In een serie van drie reportages geven Jan Vrijman en Ed van der Elsken hun kijk op de bandeloze, opgeschoten straatjeugd, een probleem niet enkel van Amsterdam, maar van vele andere steden over de gehele wereld. Op deze pagina vindt u hun eerste verslag, waarin deze jongelieden aan het woord komen in hun eigen, rauwe taal. De volgende week bespreken zij de moeilijkheden van de jeugdleiders, die weinig of geen vat hebben op deze jonge mensen. Daarna zullen zij, in hun laatste reportage, trachten het „vraagstuk der nozems” samen te vatten.
VN 80
De nozems van de Nieuwendijk

De nozems staan op de hoeken van de Nieuwendijk. De nozems staan in alle grote steden op de hoeken van straten en pleinen, ze schreeuwen en tieren, ze gooien en smijten, ze bemoeien zich met iedereen.
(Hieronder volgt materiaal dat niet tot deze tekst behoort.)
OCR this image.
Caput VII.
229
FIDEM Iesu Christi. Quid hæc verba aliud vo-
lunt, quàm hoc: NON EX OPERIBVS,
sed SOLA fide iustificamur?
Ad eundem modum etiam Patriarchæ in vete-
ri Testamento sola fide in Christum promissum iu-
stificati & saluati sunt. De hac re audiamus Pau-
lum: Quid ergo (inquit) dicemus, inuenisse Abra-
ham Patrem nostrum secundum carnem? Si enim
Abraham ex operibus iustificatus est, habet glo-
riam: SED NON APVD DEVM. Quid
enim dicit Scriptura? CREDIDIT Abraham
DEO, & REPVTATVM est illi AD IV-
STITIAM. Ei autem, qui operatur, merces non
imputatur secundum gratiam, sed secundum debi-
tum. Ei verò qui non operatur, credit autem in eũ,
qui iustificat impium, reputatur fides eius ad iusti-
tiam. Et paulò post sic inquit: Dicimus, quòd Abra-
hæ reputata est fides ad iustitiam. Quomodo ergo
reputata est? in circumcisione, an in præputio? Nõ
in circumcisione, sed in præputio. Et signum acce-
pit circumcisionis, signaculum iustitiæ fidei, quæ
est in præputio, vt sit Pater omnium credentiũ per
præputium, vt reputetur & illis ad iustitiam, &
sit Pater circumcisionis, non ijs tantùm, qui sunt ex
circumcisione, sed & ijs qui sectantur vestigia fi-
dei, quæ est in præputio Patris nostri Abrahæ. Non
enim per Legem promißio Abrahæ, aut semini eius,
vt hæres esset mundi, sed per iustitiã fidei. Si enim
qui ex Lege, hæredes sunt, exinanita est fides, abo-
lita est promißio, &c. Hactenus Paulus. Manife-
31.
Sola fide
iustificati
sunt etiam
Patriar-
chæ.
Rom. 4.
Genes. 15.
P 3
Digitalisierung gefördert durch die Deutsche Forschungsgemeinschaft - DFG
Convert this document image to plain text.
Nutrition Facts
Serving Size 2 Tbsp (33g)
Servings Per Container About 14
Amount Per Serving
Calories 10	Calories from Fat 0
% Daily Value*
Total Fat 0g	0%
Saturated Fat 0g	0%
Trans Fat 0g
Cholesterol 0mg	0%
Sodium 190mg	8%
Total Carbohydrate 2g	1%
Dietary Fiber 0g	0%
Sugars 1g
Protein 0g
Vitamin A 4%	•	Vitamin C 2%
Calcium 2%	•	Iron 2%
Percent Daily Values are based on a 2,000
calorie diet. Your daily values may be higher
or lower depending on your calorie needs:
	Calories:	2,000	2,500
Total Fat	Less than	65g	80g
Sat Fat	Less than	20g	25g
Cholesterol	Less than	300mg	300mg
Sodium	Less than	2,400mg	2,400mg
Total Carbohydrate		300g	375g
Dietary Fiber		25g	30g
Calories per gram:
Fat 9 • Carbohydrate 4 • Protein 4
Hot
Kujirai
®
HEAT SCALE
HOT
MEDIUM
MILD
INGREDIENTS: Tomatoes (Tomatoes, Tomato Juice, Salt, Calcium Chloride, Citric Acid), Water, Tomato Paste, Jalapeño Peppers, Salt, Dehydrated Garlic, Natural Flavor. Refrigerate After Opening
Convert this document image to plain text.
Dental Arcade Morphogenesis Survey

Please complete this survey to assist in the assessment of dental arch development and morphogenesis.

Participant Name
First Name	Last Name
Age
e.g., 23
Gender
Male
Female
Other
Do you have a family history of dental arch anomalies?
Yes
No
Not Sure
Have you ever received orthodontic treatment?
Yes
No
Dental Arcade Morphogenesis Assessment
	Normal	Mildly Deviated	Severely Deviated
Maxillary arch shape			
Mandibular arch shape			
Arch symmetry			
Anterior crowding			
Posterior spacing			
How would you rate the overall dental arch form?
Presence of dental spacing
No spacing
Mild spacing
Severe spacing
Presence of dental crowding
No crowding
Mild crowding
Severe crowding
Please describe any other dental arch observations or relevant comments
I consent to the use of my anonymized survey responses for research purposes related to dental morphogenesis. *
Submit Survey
Maar wie bemoeit zich met de nozems? Niemand. Zich bemoeien met de jeugd is in de mode. Vroeger was het paedagogisch pionierswerk, tegenwoordig is het vaak een paedagogische liefhebberij. Overal zijn schoolonderwijzers, dominees, paters, verenigingsmensen en clubleiders die zich met de jeugd bemoeien. Met de asfaltjeugd. Met de massajeugd. Met de grotestadsjeugd. Met de opgeschoten jeugd. Maar niet met de nozems want die behoren tot de ‘ongrijpbare’ jeugd. Gelukkig maar, zeggen de nozems.